Does anybody know if the relation between skidpad g's and the maximum speed around a circle of a given radius is linear or exponential? I can't remember the formula offhand, but I think I remember seeing a radical in there.

 

Lateral acceleration in "G" = V^2 / (14.97 x R)

V is velocity in MPH
R is the radius in FEET

 

Well I guess that makes it linear then.

 

The velocity is squared. That would make it a exponential relationship between force and velocity. (ie, if you double the velocity, the force actually goes up by a factor of 4)

The only linear relationship in that equationis between the between radius and force.

 

Well said.

 

Also g= 1.225xR / TxT

R= Radius of skidpad
T= Time in seconds to complete full circle

With this anybody can figure their own g's.

 

Well, thats what I figured, but when I plotted it and it had a perfect linear regression, but the exponential regressian had an r value of .98 Maybe somebody here who is a little better at math than me could answer what I am trying to get at: Will the benefit from increasing skidpad from say, .88 to .90 be the same increase as going from .90 to .92? For instance, with a .88 g skid pad I can take a corner at at 50 mph and with a .90 g skidpad I can take that same corner at 52 mph, at .92 g's will I be able to take it at 54 mph or will it be like 55 or 56 mph due to the exponential nature of it (or 53 or 52.5 if the exponential goes the other way?) There now, that's pretty clear

EDIT: after reviewing Steve0's reply, it looks like in order to double speed around a corner, you would have to quadruple the skidpad. Right?
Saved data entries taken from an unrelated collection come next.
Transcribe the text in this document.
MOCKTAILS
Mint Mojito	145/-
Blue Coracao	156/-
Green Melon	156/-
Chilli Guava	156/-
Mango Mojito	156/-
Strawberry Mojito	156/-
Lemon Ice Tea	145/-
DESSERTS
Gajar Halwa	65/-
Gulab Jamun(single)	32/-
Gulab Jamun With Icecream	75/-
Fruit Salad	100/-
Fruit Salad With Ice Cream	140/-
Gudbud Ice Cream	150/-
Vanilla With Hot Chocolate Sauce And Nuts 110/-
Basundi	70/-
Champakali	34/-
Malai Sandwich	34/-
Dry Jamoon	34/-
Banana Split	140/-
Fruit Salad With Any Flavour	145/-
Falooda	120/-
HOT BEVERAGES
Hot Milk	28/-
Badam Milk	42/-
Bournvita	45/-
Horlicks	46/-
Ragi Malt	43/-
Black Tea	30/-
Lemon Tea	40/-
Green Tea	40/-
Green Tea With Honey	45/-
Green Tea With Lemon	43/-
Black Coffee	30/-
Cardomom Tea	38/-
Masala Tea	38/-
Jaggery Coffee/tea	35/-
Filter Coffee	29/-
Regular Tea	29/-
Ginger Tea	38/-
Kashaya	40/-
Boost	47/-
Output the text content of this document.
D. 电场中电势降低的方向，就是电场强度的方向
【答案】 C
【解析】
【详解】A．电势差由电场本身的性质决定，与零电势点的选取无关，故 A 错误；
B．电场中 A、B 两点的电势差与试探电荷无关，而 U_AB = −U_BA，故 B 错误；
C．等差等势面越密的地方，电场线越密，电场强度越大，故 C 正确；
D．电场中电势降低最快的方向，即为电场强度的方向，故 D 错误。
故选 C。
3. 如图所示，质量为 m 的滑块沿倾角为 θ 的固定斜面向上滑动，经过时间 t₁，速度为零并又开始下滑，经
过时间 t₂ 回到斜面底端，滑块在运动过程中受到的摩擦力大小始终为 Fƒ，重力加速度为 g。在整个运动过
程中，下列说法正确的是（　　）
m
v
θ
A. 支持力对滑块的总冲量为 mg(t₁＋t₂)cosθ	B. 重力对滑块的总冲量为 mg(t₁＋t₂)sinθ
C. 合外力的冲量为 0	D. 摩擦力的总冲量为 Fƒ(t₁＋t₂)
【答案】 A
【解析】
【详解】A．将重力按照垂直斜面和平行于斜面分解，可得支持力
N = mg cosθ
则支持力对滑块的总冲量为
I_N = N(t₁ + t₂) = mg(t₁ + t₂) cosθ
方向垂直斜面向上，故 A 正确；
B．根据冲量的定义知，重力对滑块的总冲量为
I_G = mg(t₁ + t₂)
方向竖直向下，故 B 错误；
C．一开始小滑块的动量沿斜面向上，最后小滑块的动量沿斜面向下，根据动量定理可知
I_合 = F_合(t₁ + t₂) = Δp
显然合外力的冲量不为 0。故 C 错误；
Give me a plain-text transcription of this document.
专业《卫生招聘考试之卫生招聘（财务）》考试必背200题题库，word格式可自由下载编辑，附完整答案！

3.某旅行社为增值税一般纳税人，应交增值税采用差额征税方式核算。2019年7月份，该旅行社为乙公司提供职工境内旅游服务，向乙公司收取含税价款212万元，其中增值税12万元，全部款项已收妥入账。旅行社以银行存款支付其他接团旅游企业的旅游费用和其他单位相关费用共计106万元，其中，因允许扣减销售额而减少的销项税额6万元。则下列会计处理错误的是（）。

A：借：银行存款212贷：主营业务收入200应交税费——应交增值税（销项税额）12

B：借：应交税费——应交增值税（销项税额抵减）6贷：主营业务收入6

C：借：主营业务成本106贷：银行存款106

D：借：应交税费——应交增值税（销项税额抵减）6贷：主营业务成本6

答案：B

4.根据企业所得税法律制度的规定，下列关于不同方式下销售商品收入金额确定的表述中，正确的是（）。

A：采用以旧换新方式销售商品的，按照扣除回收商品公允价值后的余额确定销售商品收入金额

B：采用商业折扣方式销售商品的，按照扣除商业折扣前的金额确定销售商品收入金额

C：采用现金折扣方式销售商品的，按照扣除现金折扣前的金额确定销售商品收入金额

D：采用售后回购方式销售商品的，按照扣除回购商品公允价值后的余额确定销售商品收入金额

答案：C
EDIT AGAIN: So this would mean that the increase from .90 to .92 would be less than the increase from .88 to .90?

 

Yes, to double your speed around any given corner, you would in theory be pulling four the amount of lateral G's. Real world factors may throw this off a bit, but the physics is pretty solid at atleast predicting what to expect.

What exactly did you plot?

Force = (mass * velocity^2)/radius

If you plot that in a graphic calculator, letting y be the force and X be velocity you will get a porabola of some sort. The slope will be increasing as your velocity goes up. That said, yes, the increase in force from .90 to .92G's will be less of a velocity incerase than going from .88 to .90Gs.

This difference in velocity may be very small, but its still there.